Но, изображая радость – и я действительно радовался за любимую жену, – я также обещал себе, что она никогда не узнает, не увидит и не услышит ни малейшего намека, что моя радость хотя бы немного уступает ее радости. Я буду счастлив, буду ликовать и притворяться глупым будущим отцом, который хвастается друзьям, что скоро у него в семье появится пополнение. Я буду не меньше Джуд волноваться, чтобы она выносила ребенка полный срок, следить за тем, чтобы она принимала фолиевую кислоту, не употребляла алкоголя, делала специальные упражнения, отдыхала, правильно питалась. Рискуя показаться занудным, я буду заводить, когда Джуд устанет, разговоры о выборе имени, об украшении детской и крестильных сорочках, о том, нужна или не нужна детская коляска, о том, что маленький ребенок не должен спать на животе. В этих вещах я буду еще глупее своей жены, а когда придет время, стану заботливым родителем, как Джемайма Паддлдак[29]29
  Утка, героиня сказки английской писательницы Беатрис Поттер.


[Закрыть]
. А возможно, по прошествии нескольких месяцев сила мысли и решимость изменят меня и заставят ждать рождения дочери или сына с той же радостью, что и Джуд.

Хорошо бы.


Сегодня, 11 мая, четвертый день рассмотрения в комитетах законопроекта о реформе Палаты лордов, и мы должны обсуждать поправку Уитерилла. Ту, что предлагает сохранить в Парламенте 92 из 750 наследственных пэров. Предложение следующее: лейбористская партия избирает 2 человек, консерваторы – 42, либеральные демократы – 3 и независимые депутаты – 28. Предлагается также избрать 15 наследственных пэров, согласных занимать различные должности – то есть представлять лорд-канцлера и председателя Палаты лордов. Вместе с граф-маршалом и лордом обер-гофмейстером получается 92.

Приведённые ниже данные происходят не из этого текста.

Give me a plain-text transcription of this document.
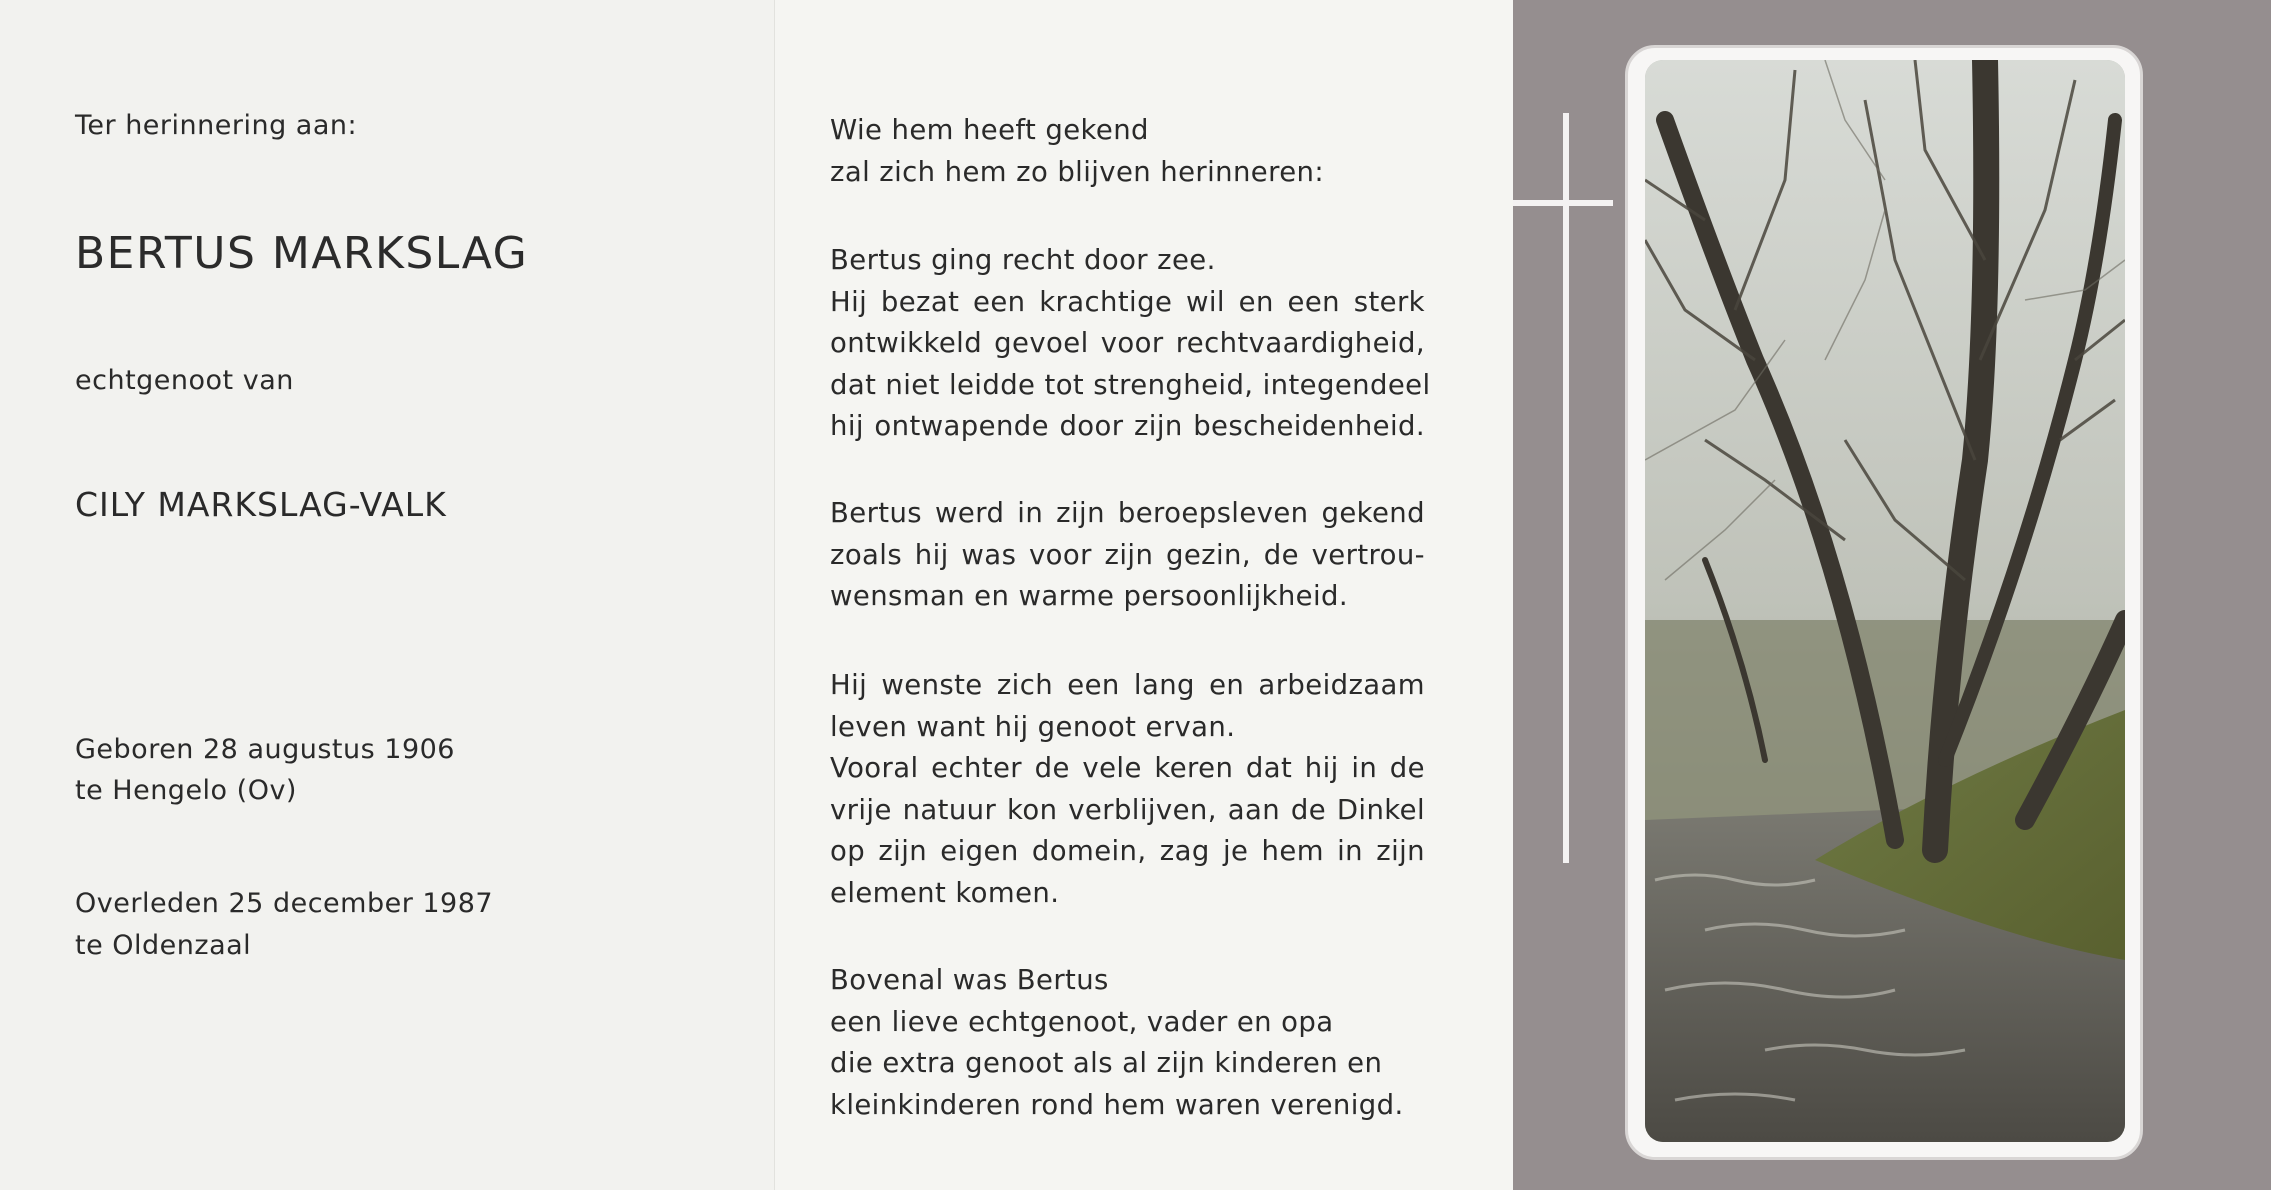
Ter herinnering aan:

BERTUS MARKSLAG

echtgenoot van

CILY MARKSLAG-VALK

Geboren 28 augustus 1906

te Hengelo (Ov)

Overleden 25 december 1987

te Oldenzaal

Wie hem heeft gekend
zal zich hem zo blijven herinneren:

Bertus ging recht door zee.
Hij bezat een krachtige wil en een sterk
ontwikkeld gevoel voor rechtvaardigheid,
dat niet leidde tot strengheid, integendeel
hij ontwapende door zijn bescheidenheid.

Bertus werd in zijn beroepsleven gekend
zoals hij was voor zijn gezin, de vertrou-
wensman en warme persoonlijkheid.

Hij wenste zich een lang en arbeidzaam
leven want hij genoot ervan.
Vooral echter de vele keren dat hij in de
vrije natuur kon verblijven, aan de Dinkel
op zijn eigen domein, zag je hem in zijn
element komen.

Bovenal was Bertus
een lieve echtgenoot, vader en opa
die extra genoot als al zijn kinderen en
kleinkinderen rond hem waren verenigd.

Вне всякого сомнения, я застряну здесь до самого вечера, и это очень кстати – сегодня сюда на ужин приглашены Крофт-Джонсы. Джорджина Крофт-Джонс на седьмом месяце беременности. Я говорю себе, что счастливо отделался, и размышляю, что чувствовал бы, не сообщи мне вчера Джуд радостную новость. Обе женщины заявляют, что не будут пить алкоголь; Джорджина заказывает особый томатный сок домашнего приготовления, а Джуд ограничивается минеральной водой. Жена выгладит великолепно, она помолодела на несколько лет и стала настоящей красавицей – очень похожа на портрет Оливии Бато кисти Сарджента, с такой же светящейся кожей, только чуть более розовой, и сияющими темными глазами. Один из пожилых пэров – кстати, тот самый, что сорок два года назад голосовал против допуска женщин в Парламент, – кладет ей руку на плечо и говорит, что ее вид радует его стариковский взгляд.

Дэвид не похож – по крайней мере внешне – на Нантеров. Он невысок, хрупок и светловолос, с необычайно синими глазами. Джорджи, как нам велено ее называть, чуть выше мужа, смуглая и очень худая, если не считать живота. Только живот у нее больше похож на куль с мукой, который она зачем-то привязала к худым бедрам и прикрыла обтягивающим платьем, темно-зеленым и полупрозрачным. Потом Джуд рассказала мне, что платье от дизайнера по фамилии Гост. Лицо у Джорджи белое, с острыми чертами и широким ртом – очень милое, когда она улыбается, а делает она это часто. Джуд похожа на портрет кисти знаменитого художника, а Джорджи – на киноактрису, вроде Джулии Робертс.

Она держит один конец длинного листа с генеалогическим древом, а Дэвид разворачивает его. Все присутствующие в гостевой комнате Палаты лордов, как обычно, с любопытством поворачиваются к нам. Я беру край листа из рук Джорджи, и мы с Дэвидом изучаем ветви, относящиеся к Квендонам и Хендерсонам. Женщины, похоже, обрадовались, что мы заняты делом, и принялись обсуждать беременности и детей. Мое смятение – из-за ребенка – быстро сменяется откровенным ужасом, но я в то же время рад за Джуд, переполнен радостью за нее, а при взгляде на ее лицо у меня к глазам подступают слезы. Я вздыхаю, с трудом сглатываю, ожидая удивленного взгляда Дэвида, однако тот никак не реагирует. Вероятно, он сам через это проходил – надеюсь, с несколько иными чувствами.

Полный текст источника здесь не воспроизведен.